Alabama Football: Third Down Dooms the Tide
By Brett Hudson
November 10, 2012; Tuscaloosa, AL, USA; Texas A
On the third play of the fourth quarter, LSU quarterback Zach Mettenberger finds Jarvis Landry for 23 yards and a first down, paving the way for a Tiger touchdown that takes the lead from Alabama just two plays later. Later in the game, LSU had the same duo connect for 13 yards to move the chains, then three plays later, Jeremy Hill was on the receiving end of a seven-yard pass from Mettenberger to again move the chains and delay Alabama’s late heroics.
The common theme? All three of those plays happened on third down. It would only get worse against the Aggies.
On the first Aggie third down of the game, on its second possession after driving to a touchdown without facing the do-or-die down, Texas A&M running back Ben Malena beat the Tide at its own game, earning a one-yard run to move the chains. The next third down conversion, just three plays, was a 32-yard scamper from Aggie quarterback Johnny Manziel that moved Texas A&M within one first down of Alabama’s redzone.
Fittingly, the Tide’s hopes of a stand would be dashed on third downs. Manziel found Thomas Johnson for eight yards and a first down to move the Aggies to the 2-yard-line, before ending the drive on third down with a one-yard run from Christine Michael.
The two teams combined to be 21-38 on third down against Alabama (55.26 percent) a large improvement from Alabama’s third down defense before those two games (31-106, 29.24 percent) and what both LSU (52-129, 40.31 percent) and Texas A&M (67-129, 51.94 percent) had done outside of their meetings with the Tide.
“You have to execute better,” linebacker Nico Johnson said. “It’s that simple. We didn’t execute at all starting in the LSU game. We haven’t been getting off the field at all.
“We’ve created good opportunities for ourselves on third down and just haven’t been getting off the field. We’ll have good opportunities like third and more than 12 and we’ll have a bust here and there and it costs us.”
The Tide could be looking to missed tackles as a potential cause for the third down struggles.

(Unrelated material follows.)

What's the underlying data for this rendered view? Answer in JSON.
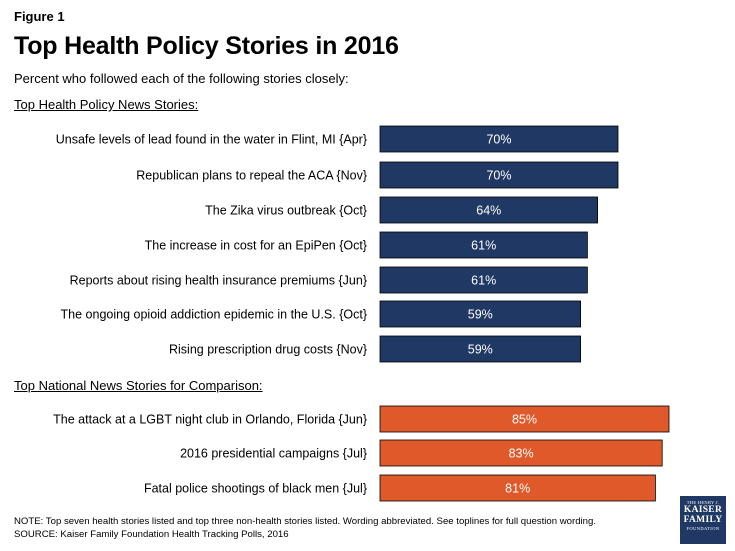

“You wouldn’t be asking me about it if it wasn’t an issue,” Alabama head coach Nick Saban said to a reporter. “We’ve had more missed tackles, more yards after catch, after contact, the first missed tackle, especially on space plays. That’s one thing we’ve always been is a really good tackling team with a good tackling secondary. That is something that we need to improve on.”
Johnson added, “It’s simple. We’ve got to tackle better. We have to start during the week. We have to practice it. If we don’t practice well, it will carry over to the game. Coach loves to preach the way you practice carries over to the game, and if we practice bad, do things bad over and over in practice, it will carry over to the game.”
Although the struggles with tackling and third down defense send the fanbase in an enraged frenzy, the issues were not all that surprising to some.
“All year, teams haven’t taken advantage of those aspects of our game, but it’s catching up to us,” Johnson said. “We’ve got to motivate ourselves and do better.”
The retooling of Alabama’s motivational basin is a heavy burden Johnson takes upon himself.
“I’m going to try my best insofar as a defensive leader to re-motivate everybody, understand our purpose and what we have to do to affect everybody else,” Johnson said. “We’ve got to play better on defense. I’m going to hold everybody to that standard from here on out. We’ve got to be better.”